Physical and mental toughness were what led Vallee to a state title his senior year at Cony High School and they’ve served him well in college. He’s currently 17-1 and the top-ranked Division III wrestler in New England in the 197-pound weight class.

“He’s extremely strong,” Bridgewater State coach Jason York said. “His strength is his strength. Also his mentality. That’s what separates him from the rest of the kids in New England.”

Vallee struggled at times his freshman year at Bridgewater, competing in the 184-pound division. He finished at 10-9 while learning on the job.

He came into this season hoping he wouldn’t have to get down to 184 pounds for two reasons: His walking around weight is 215 pounds and the Bears already have an accomplished wrestler at 197.

“I came in hoping I wouldn’t have to cut to 184,” Vallee said. “Now it’s more winning the New England tournament and going on to the national championships.”

The New England championships will be held Feb. 25 at Wesleyan University in Middletown, Conn. Vallee expects plenty of competition from No. 2 ranked Phil Ernst of Roger Williams University and Travis Spencer of the University of Southern Maine.

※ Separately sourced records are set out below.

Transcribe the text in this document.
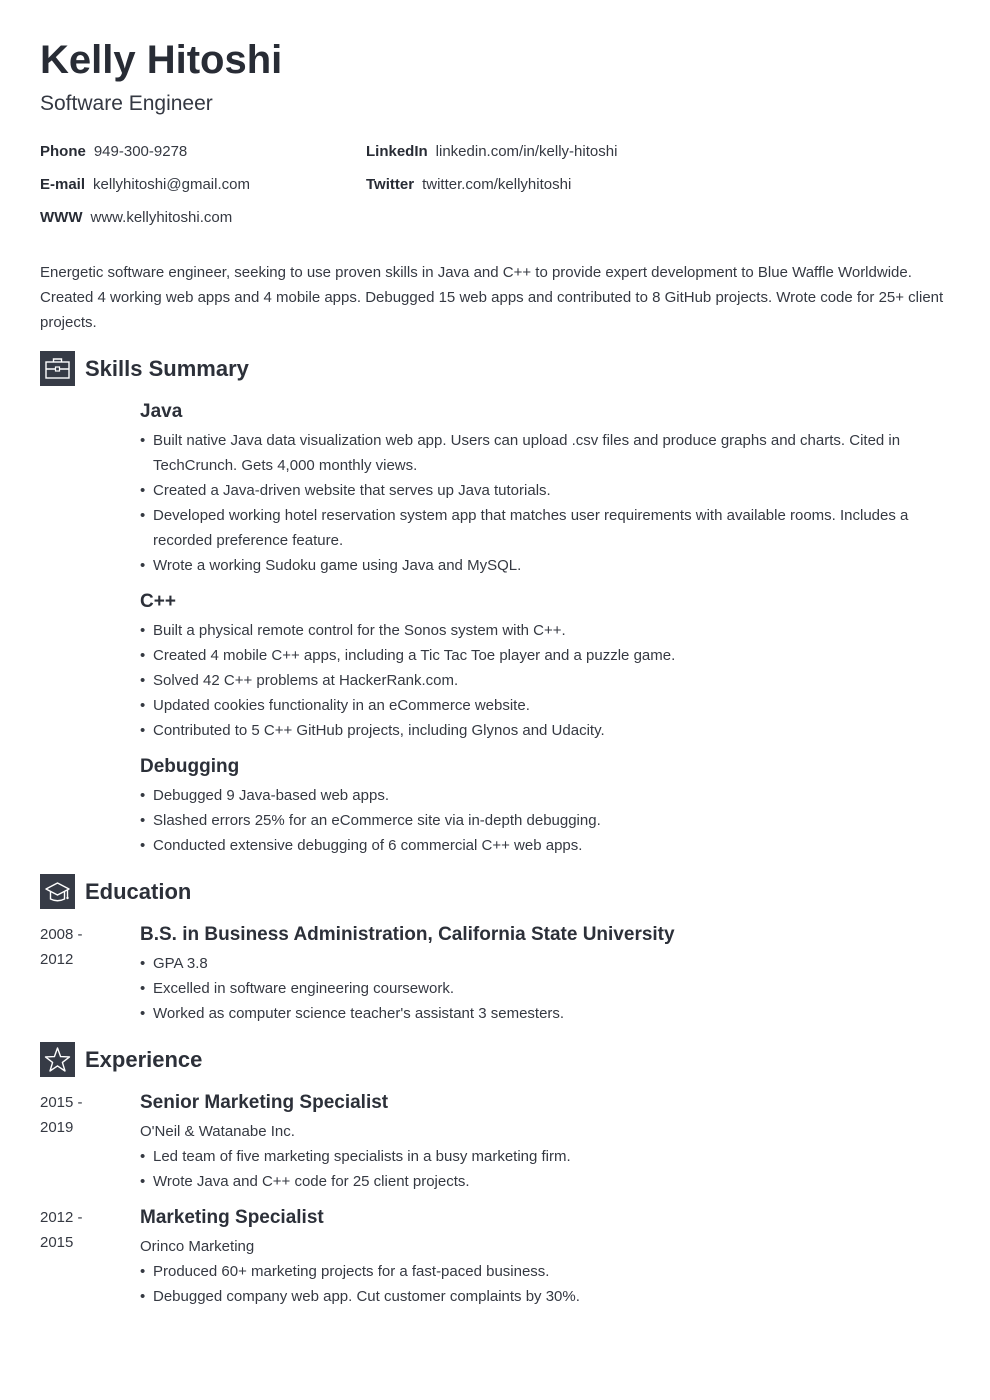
Kelly Hitoshi
Software Engineer
Phone 949-300-9278
E-mail kellyhitoshi@gmail.com
WWW www.kellyhitoshi.com
LinkedIn linkedin.com/in/kelly-hitoshi
Twitter twitter.com/kellyhitoshi
Energetic software engineer, seeking to use proven skills in Java and C++ to provide expert development to Blue Waffle Worldwide. Created 4 working web apps and 4 mobile apps. Debugged 15 web apps and contributed to 8 GitHub projects. Wrote code for 25+ client projects.
Skills Summary
Java
• Built native Java data visualization web app. Users can upload .csv files and produce graphs and charts. Cited in TechCrunch. Gets 4,000 monthly views.
• Created a Java-driven website that serves up Java tutorials.
• Developed working hotel reservation system app that matches user requirements with available rooms. Includes a recorded preference feature.
• Wrote a working Sudoku game using Java and MySQL.
C++
• Built a physical remote control for the Sonos system with C++.
• Created 4 mobile C++ apps, including a Tic Tac Toe player and a puzzle game.
• Solved 42 C++ problems at HackerRank.com.
• Updated cookies functionality in an eCommerce website.
• Contributed to 5 C++ GitHub projects, including Glynos and Udacity.
Debugging
• Debugged 9 Java-based web apps.
• Slashed errors 25% for an eCommerce site via in-depth debugging.
• Conducted extensive debugging of 6 commercial C++ web apps.
Education
2008 -
2012
B.S. in Business Administration, California State University
• GPA 3.8
• Excelled in software engineering coursework.
• Worked as computer science teacher's assistant 3 semesters.
Experience
2015 -
2019
Senior Marketing Specialist
O'Neil & Watanabe Inc.
• Led team of five marketing specialists in a busy marketing firm.
• Wrote Java and C++ code for 25 client projects.
2012 -
2015
Marketing Specialist
Orinco Marketing
• Produced 60+ marketing projects for a fast-paced business.
• Debugged company web app. Cut customer complaints by 30%.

He’s also pushed every day in practice and weekly wrestle-offs from senior teammate Andrew Frazer. Frazer will likely be on the mat this weekend since Vallee is still suffering from the effects of a concussion he sustained last week in practice.

“He’ll be back in action Wednesday (vs. Roger Williams),” York said.

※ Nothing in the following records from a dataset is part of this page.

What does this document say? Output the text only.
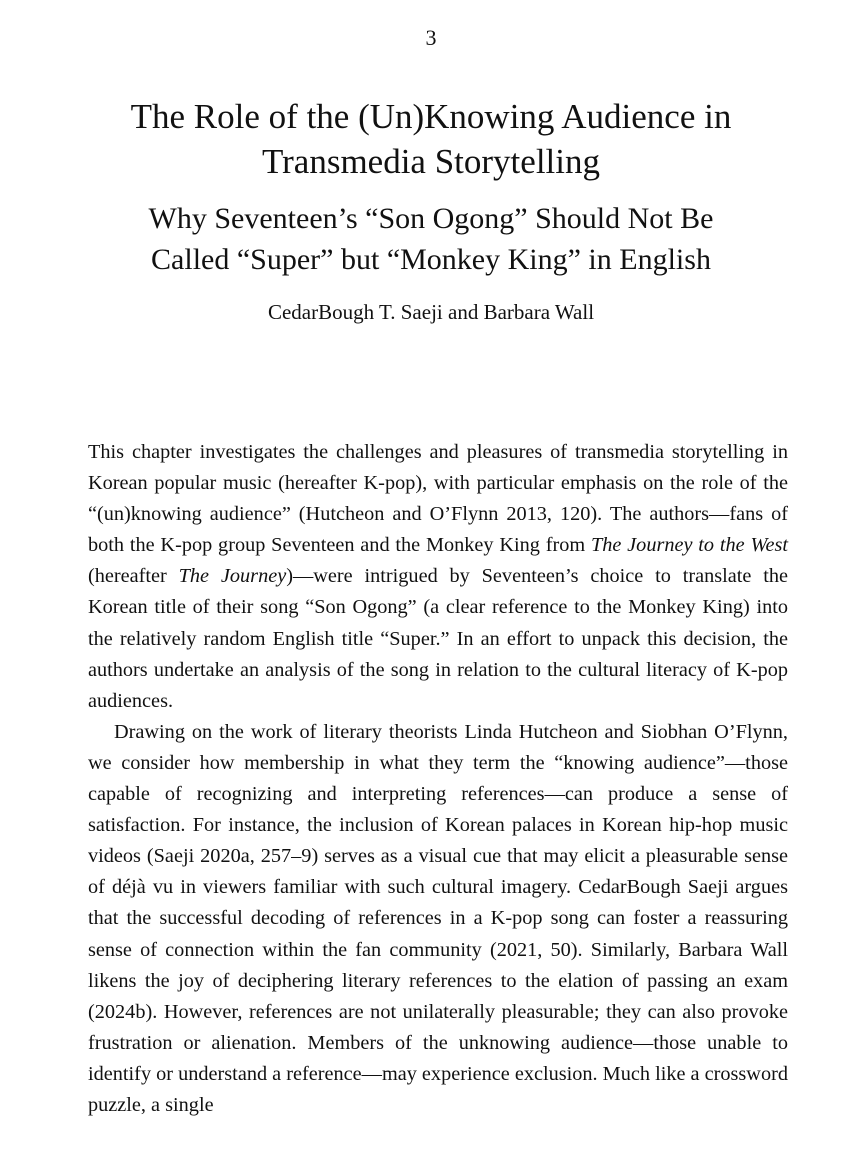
3
The Role of the (Un)Knowing Audience in
Transmedia Storytelling
Why Seventeen’s “Son Ogong” Should Not Be
Called “Super” but “Monkey King” in English

CedarBough T. Saeji and Barbara Wall

This chapter investigates the challenges and pleasures of transmedia storytelling in Korean popular music (hereafter K-pop), with particular emphasis on the role of the “(un)knowing audience” (Hutcheon and O’Flynn 2013, 120). The authors—fans of both the K-pop group Seventeen and the Monkey King from The Journey to the West (hereafter The Journey)—were intrigued by Seventeen’s choice to translate the Korean title of their song “Son Ogong” (a clear reference to the Monkey King) into the relatively random English title “Super.” In an effort to unpack this decision, the authors undertake an analysis of the song in relation to the cultural literacy of K-pop audiences.

Drawing on the work of literary theorists Linda Hutcheon and Siobhan O’Flynn, we consider how membership in what they term the “knowing audience”—those capable of recognizing and interpreting references—can produce a sense of satisfaction. For instance, the inclusion of Korean palaces in Korean hip-hop music videos (Saeji 2020a, 257–9) serves as a visual cue that may elicit a pleasurable sense of déjà vu in viewers familiar with such cultural imagery. CedarBough Saeji argues that the successful decoding of references in a K-pop song can foster a reassuring sense of connection within the fan community (2021, 50). Similarly, Barbara Wall likens the joy of deciphering literary references to the elation of passing an exam (2024b). However, references are not unilaterally pleasurable; they can also provoke frustration or alienation. Members of the unknowing audience—those unable to identify or understand a reference—may experience exclusion. Much like a crossword puzzle, a single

Vallee’s lone loss this season came against Jared Myhrberg of Cortland State when he was pinned in the first period.

“Each match you take something different from it,” Vallee said.

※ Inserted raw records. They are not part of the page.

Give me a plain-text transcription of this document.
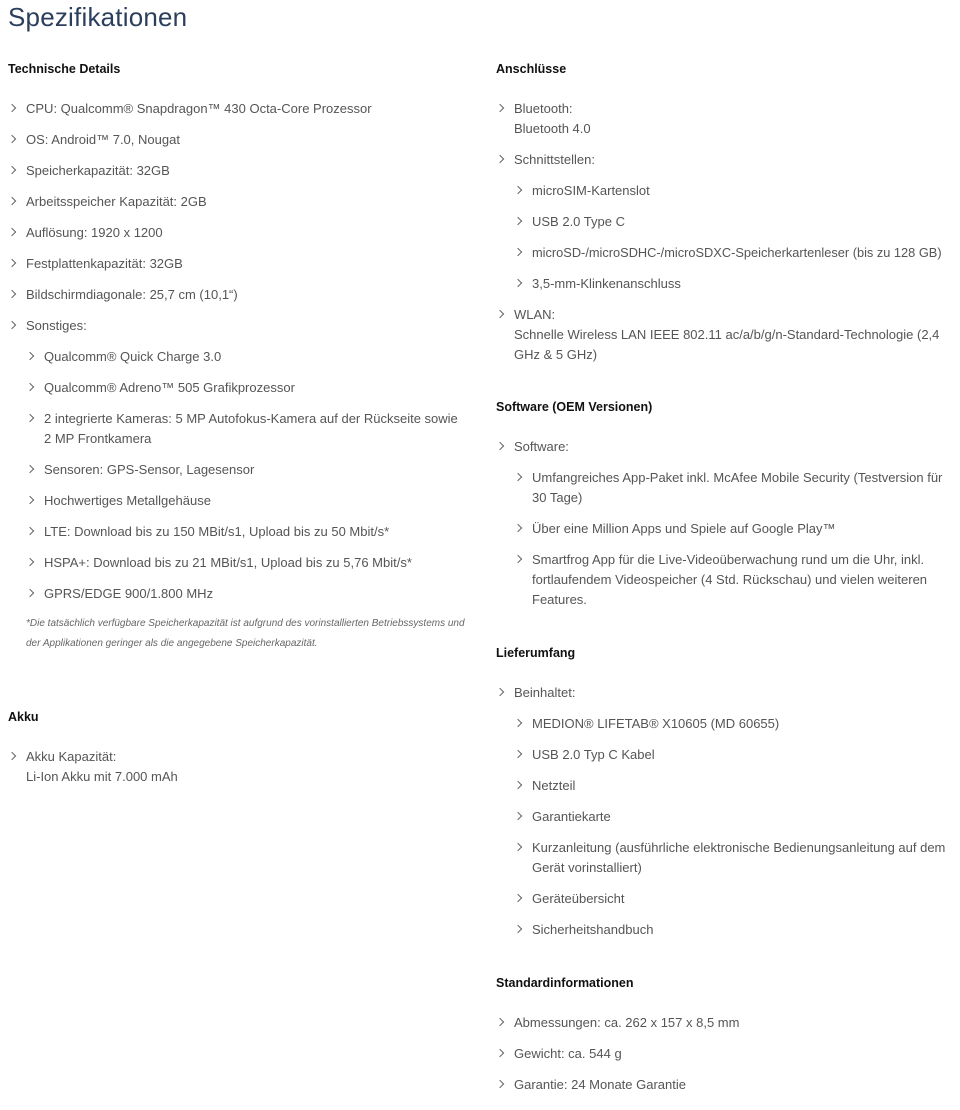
Spezifikationen
Technische Details
CPU: Qualcomm® Snapdragon™ 430 Octa-Core Prozessor
OS: Android™ 7.0, Nougat
Speicherkapazität: 32GB
Arbeitsspeicher Kapazität: 2GB
Auflösung: 1920 x 1200
Festplattenkapazität: 32GB
Bildschirmdiagonale: 25,7 cm (10,1“)
Sonstiges:
Qualcomm® Quick Charge 3.0
Qualcomm® Adreno™ 505 Grafikprozessor
2 integrierte Kameras: 5 MP Autofokus-Kamera auf der Rückseite sowie 2 MP Frontkamera
Sensoren: GPS-Sensor, Lagesensor
Hochwertiges Metallgehäuse
LTE: Download bis zu 150 MBit/s1, Upload bis zu 50 Mbit/s*
HSPA+: Download bis zu 21 MBit/s1, Upload bis zu 5,76 Mbit/s*
GPRS/EDGE 900/1.800 MHz
*Die tatsächlich verfügbare Speicherkapazität ist aufgrund des vorinstallierten Betriebssystems und der Applikationen geringer als die angegebene Speicherkapazität.
Akku
Akku Kapazität:
Li-Ion Akku mit 7.000 mAh
Anschlüsse
Bluetooth:
Bluetooth 4.0
Schnittstellen:
microSIM-Kartenslot
USB 2.0 Type C
microSD-/microSDHC-/microSDXC-Speicherkartenleser (bis zu 128 GB)
3,5-mm-Klinkenanschluss
WLAN:
Schnelle Wireless LAN IEEE 802.11 ac/a/b/g/n-Standard-Technologie (2,4 GHz & 5 GHz)
Software (OEM Versionen)
Software:
Umfangreiches App-Paket inkl. McAfee Mobile Security (Testversion für 30 Tage)
Über eine Million Apps und Spiele auf Google Play™
Smartfrog App für die Live-Videoüberwachung rund um die Uhr, inkl. fortlaufendem Videospeicher (4 Std. Rückschau) und vielen weiteren Features.
Lieferumfang
Beinhaltet:
MEDION® LIFETAB® X10605 (MD 60655)
USB 2.0 Typ C Kabel
Netzteil
Garantiekarte
Kurzanleitung (ausführliche elektronische Bedienungsanleitung auf dem Gerät vorinstalliert)
Geräteübersicht
Sicherheitshandbuch
Standardinformationen
Abmessungen: ca. 262 x 157 x 8,5 mm
Gewicht: ca. 544 g
Garantie: 24 Monate Garantie
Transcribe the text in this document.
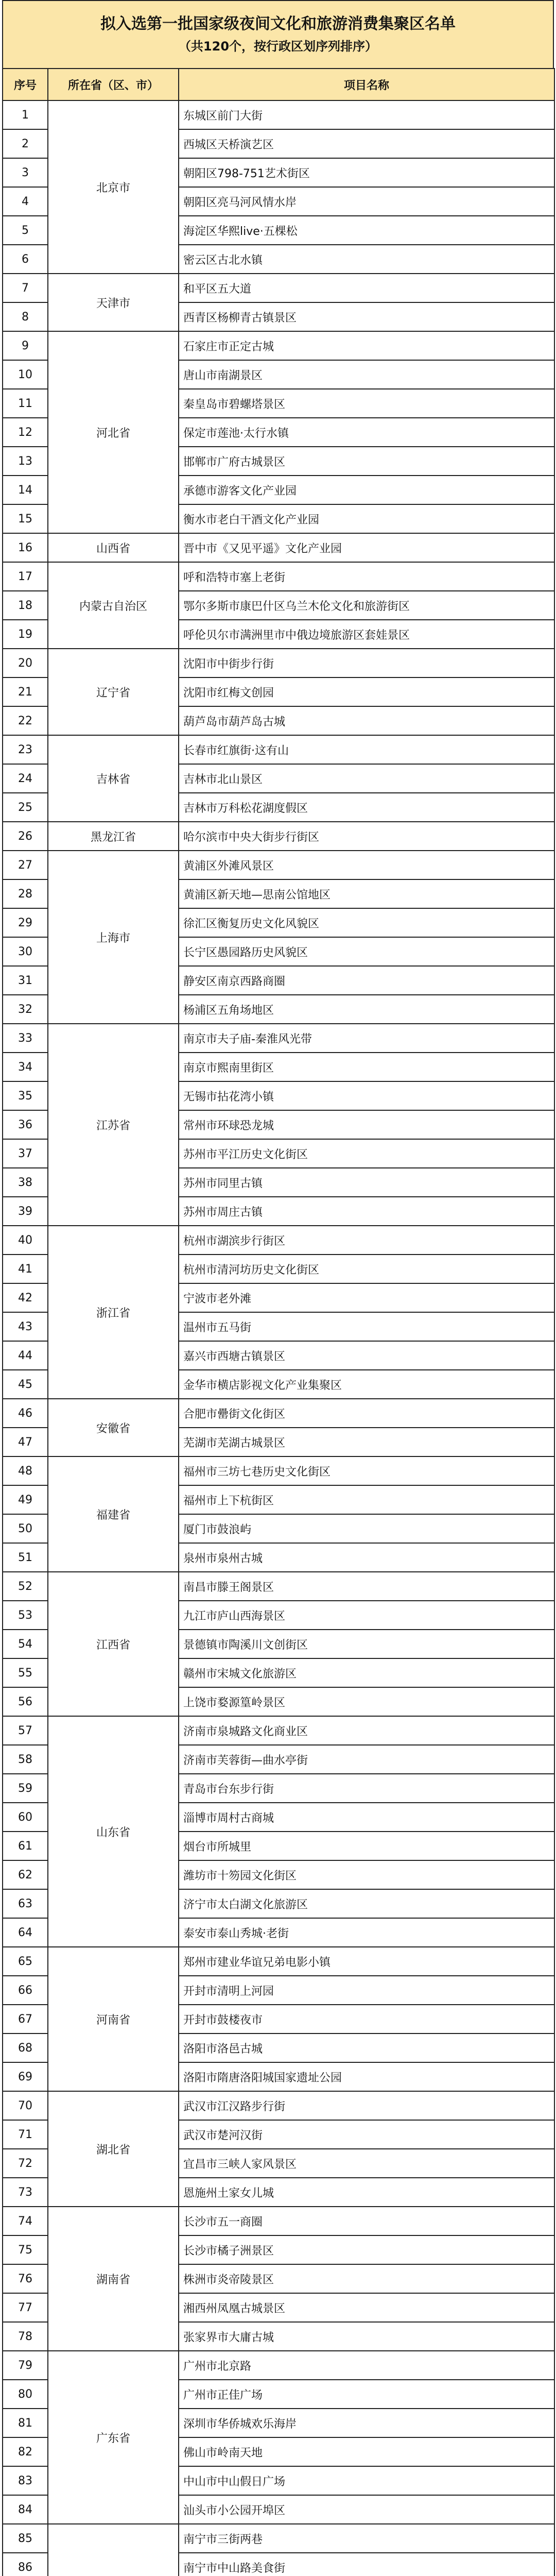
拟入选第一批国家级夜间文化和旅游消费集聚区名单
（共120个，按行政区划序列排序）
序号	所在省（区、市）	项目名称
1	北京市	东城区前门大街
2		西城区天桥演艺区
3		朝阳区798-751艺术街区
4		朝阳区亮马河风情水岸
5		海淀区华熙live·五棵松
6		密云区古北水镇
7	天津市	和平区五大道
8		西青区杨柳青古镇景区
9	河北省	石家庄市正定古城
10		唐山市南湖景区
11		秦皇岛市碧螺塔景区
12		保定市莲池·太行水镇
13		邯郸市广府古城景区
14		承德市游客文化产业园
15		衡水市老白干酒文化产业园
16	山西省	晋中市《又见平遥》文化产业园
17	内蒙古自治区	呼和浩特市塞上老街
18		鄂尔多斯市康巴什区乌兰木伦文化和旅游街区
19		呼伦贝尔市满洲里市中俄边境旅游区套娃景区
20	辽宁省	沈阳市中街步行街
21		沈阳市红梅文创园
22		葫芦岛市葫芦岛古城
23	吉林省	长春市红旗街·这有山
24		吉林市北山景区
25		吉林市万科松花湖度假区
26	黑龙江省	哈尔滨市中央大街步行街区
27	上海市	黄浦区外滩风景区
28		黄浦区新天地—思南公馆地区
29		徐汇区衡复历史文化风貌区
30		长宁区愚园路历史风貌区
31		静安区南京西路商圈
32		杨浦区五角场地区
33	江苏省	南京市夫子庙-秦淮风光带
34		南京市熙南里街区
35		无锡市拈花湾小镇
36		常州市环球恐龙城
37		苏州市平江历史文化街区
38		苏州市同里古镇
39		苏州市周庄古镇
40	浙江省	杭州市湖滨步行街区
41		杭州市清河坊历史文化街区
42		宁波市老外滩
43		温州市五马街
44		嘉兴市西塘古镇景区
45		金华市横店影视文化产业集聚区
46	安徽省	合肥市罍街文化街区
47		芜湖市芜湖古城景区
48	福建省	福州市三坊七巷历史文化街区
49		福州市上下杭街区
50		厦门市鼓浪屿
51		泉州市泉州古城
52	江西省	南昌市滕王阁景区
53		九江市庐山西海景区
54		景德镇市陶溪川文创街区
55		赣州市宋城文化旅游区
56		上饶市婺源篁岭景区
57	山东省	济南市泉城路文化商业区
58		济南市芙蓉街—曲水亭街
59		青岛市台东步行街
60		淄博市周村古商城
61		烟台市所城里
62		潍坊市十笏园文化街区
63		济宁市太白湖文化旅游区
64		泰安市泰山秀城·老街
65	河南省	郑州市建业华谊兄弟电影小镇
66		开封市清明上河园
67		开封市鼓楼夜市
68		洛阳市洛邑古城
69		洛阳市隋唐洛阳城国家遗址公园
70	湖北省	武汉市江汉路步行街
71		武汉市楚河汉街
72		宜昌市三峡人家风景区
73		恩施州土家女儿城
74	湖南省	长沙市五一商圈
75		长沙市橘子洲景区
76		株洲市炎帝陵景区
77		湘西州凤凰古城景区
78		张家界市大庸古城
79	广东省	广州市北京路
80		广州市正佳广场
81		深圳市华侨城欢乐海岸
82		佛山市岭南天地
83		中山市中山假日广场
84		汕头市小公园开埠区
85		南宁市三街两巷
86		南宁市中山路美食街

York, a former state champ at Bonny Eagle High School, said Vallee is a quick learner. And although his mental and physical toughness carry him through many of his matches, he’s improved in technique as well.

“He always listens, always wants to learn more,” York said. “He’s a great kid to coach.”

York said Vallee does a good job of staying on his feet and putting opponents on their backs. On those rare occasions Vallee finds himself on the mat, he doesn’t stay there long.

“People can’t hold him down this year like they did last year,” York said. Experience rather than technique is Vallee’s next step in his progress, York said.

“He’s right there,” York said. “He’s knocking on the door. You don‘t need to be a great technician. The things he does well he does well. It’s basically just little things.”

Vallee compiled an impressive record at Cony, setting a school record for wins with 177 and pins with 113. He also was a standout football and baseball player and played lacrosse his senior year. Through it all, he worked to improve his strength and fitness and continues to do so.

“During the offseason I run and lift twice a day,” he said. Vallee said the experience he gained last season showed him he could “hang with the college guys.”

He also learned another valuable lesson last month when he was confronted by five men while just off campus in Bridgewater.

“There were words said,” Vallee said. “I said something back.”

A fight ensued and Vallee sustained a superficial knife wound to his chest. No one has been charged in the incident so far.

“I was actually lucky to walk away,” Vallee said. Added York: “Next time walk away, it’s not worth it.”

The confrontation aside, Vallee has enjoyed his time at school. “I love Bridgewater, “ he said. “I love all the guys on my team, it’s really close-knit.”

Vallee has also thrived in the classroom, achieving a 3.7 GPA last semester. An exercise science major, he plans to attend chiropractic school after graduation.